Dix millions d'habitants dans la ville même, trois fois plus dans l'agglomération, et des embouteillages entrés dans le folklore : Jakarta ne se laisse pas apprivoiser en une escale. Mieux vaut choisir son terrain. Les navires accostent à Tanjung Priok, immense zone portuaire industrielle à une douzaine de kilomètres du centre; on en sort en navette ou en taxi, et la circulation impose de compter large — souvent trente à quarante-cinq minutes pour rejoindre les quartiers anciens.
Kota Tua, la Batavia des Hollandais
Le meilleur choix pour quelques heures reste Kota Tua, cœur de l'ancienne Batavia coloniale. Autour de la place Fatahillah, l'ancien hôtel de ville de 1710 abrite le musée d'histoire de Jakarta; les façades néerlandaises encadrent un vaste espace pavé où les familles louent des vélos aux couleurs vives et posent pour des photos. Le musée Wayang, sur la même place, expose les marionnettes d'ombre javanaises dont les silhouettes de cuir découpé racontent depuis des siècles les grandes épopées. Le Café Batavia, avec ses boiseries et ses ventilateurs, sert le café dans un décor qui n'a guère changé depuis cent ans.
Sunda Kelapa, le bassin aux goélettes
À quelques minutes au nord, Sunda Kelapa aligne les pinisi, goélettes de bois à la proue haute qui chargent encore leurs cargaisons pour les îles de l'archipel. Débardeurs, passerelles de planches, coques repeintes à la main : la scène semble venue d'un autre temps, à quelques encablures des porte-conteneurs. C'est l'un des spectacles les plus photogéniques de la capitale indonésienne, et l'un des plus anciens aussi — c'est de ce mouillage, dont l'activité précède de plusieurs siècles l'arrivée des Européens, que la métropole entière est née.
Monas et le cœur moderne
Au centre de l'esplanade Merdeka, le Monument national — Monas pour tout le monde — dresse sa flamme dorée à 132 mètres; un ascenseur monte à la plateforme d'observation quand la file le permet — les visiteurs pressés se contentent souvent de la perspective depuis l'esplanade, déjà imposante. Tout près, le Musée national conserve l'une des plus riches collections d'Asie du Sud-Est, bronzes et textiles en tête, tandis que la mosquée Istiqlal, la plus vaste de la région, fait face à la cathédrale néogothique — un voisinage dont les Jakartanais parlent avec fierté.
Saveurs de la capitale
Entre deux visites, la table raconte l'archipel mieux que n'importe quelle vitrine : nasi goreng servi à toute heure, brochettes satay grillées au charbon, gado-gado aux arachides, et ces cafés de Sumatra ou de Sulawesi que les torréfacteurs locaux servent avec une fierté nouvelle. Le quartier chinois de Glodok ajoute ses herboristeries et ses temples enfumés d'encens, tandis que les cuisines ambulantes, installées au crépuscule, embaument des rues entières de parfums de friture et de cacahuète grillée. Les centres commerciaux climatisés, omniprésents, offrent quant à eux une pause fraîche que personne ne juge — la chaleur humide fait partie du voyage.
Organiser ses heures
- Concentrer la journée sur Kota Tua et Sunda Kelapa si le temps est compté.
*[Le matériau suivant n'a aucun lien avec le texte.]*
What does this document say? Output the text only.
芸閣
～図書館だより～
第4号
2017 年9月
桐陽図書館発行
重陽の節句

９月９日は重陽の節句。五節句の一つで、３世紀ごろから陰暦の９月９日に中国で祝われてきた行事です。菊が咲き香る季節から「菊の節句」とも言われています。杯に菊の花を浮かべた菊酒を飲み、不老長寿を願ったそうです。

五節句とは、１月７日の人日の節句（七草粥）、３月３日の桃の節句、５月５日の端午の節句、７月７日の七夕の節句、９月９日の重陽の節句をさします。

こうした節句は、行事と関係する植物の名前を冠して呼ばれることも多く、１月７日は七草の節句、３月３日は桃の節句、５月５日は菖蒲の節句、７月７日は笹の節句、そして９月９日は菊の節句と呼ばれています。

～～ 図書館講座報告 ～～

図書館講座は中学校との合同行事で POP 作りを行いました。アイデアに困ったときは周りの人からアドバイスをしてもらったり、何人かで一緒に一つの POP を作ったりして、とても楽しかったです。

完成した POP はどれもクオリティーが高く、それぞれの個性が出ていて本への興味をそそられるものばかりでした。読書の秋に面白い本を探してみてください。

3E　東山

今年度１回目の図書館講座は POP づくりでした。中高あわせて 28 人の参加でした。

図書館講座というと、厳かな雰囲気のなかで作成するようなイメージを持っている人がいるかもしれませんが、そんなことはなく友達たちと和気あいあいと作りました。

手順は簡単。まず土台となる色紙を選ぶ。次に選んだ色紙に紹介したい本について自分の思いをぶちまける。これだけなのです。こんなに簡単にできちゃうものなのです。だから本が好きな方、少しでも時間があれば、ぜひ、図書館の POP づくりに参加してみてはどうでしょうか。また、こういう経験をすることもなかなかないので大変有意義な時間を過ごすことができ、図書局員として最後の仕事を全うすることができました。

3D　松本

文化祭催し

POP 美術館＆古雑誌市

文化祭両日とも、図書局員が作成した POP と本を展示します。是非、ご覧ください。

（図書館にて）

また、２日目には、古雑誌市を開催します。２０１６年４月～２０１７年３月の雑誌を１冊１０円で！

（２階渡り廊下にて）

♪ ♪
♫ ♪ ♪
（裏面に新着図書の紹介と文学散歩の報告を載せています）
- Ajouter Monas et le Musée national seulement avec une escale longue.
- Négocier ou faire confirmer le prix des taxis avant de partir, ou utiliser les applications locales.
- Prévoir une marge généreuse pour le retour au navire : la circulation reste imprévisible.
- Emporter de petites coupures en roupies pour les achats de rue et les pourboires.
On remonte à bord fourbu, saturé de bruit et d'images — et souvent conquis sans savoir dire pourquoi. Jakarta montre l'Asie au présent, débordante, directe, sans filtre; ceux qui acceptent son rythme en gardent des souvenirs plus vifs que bien des escales réputées plus aimables.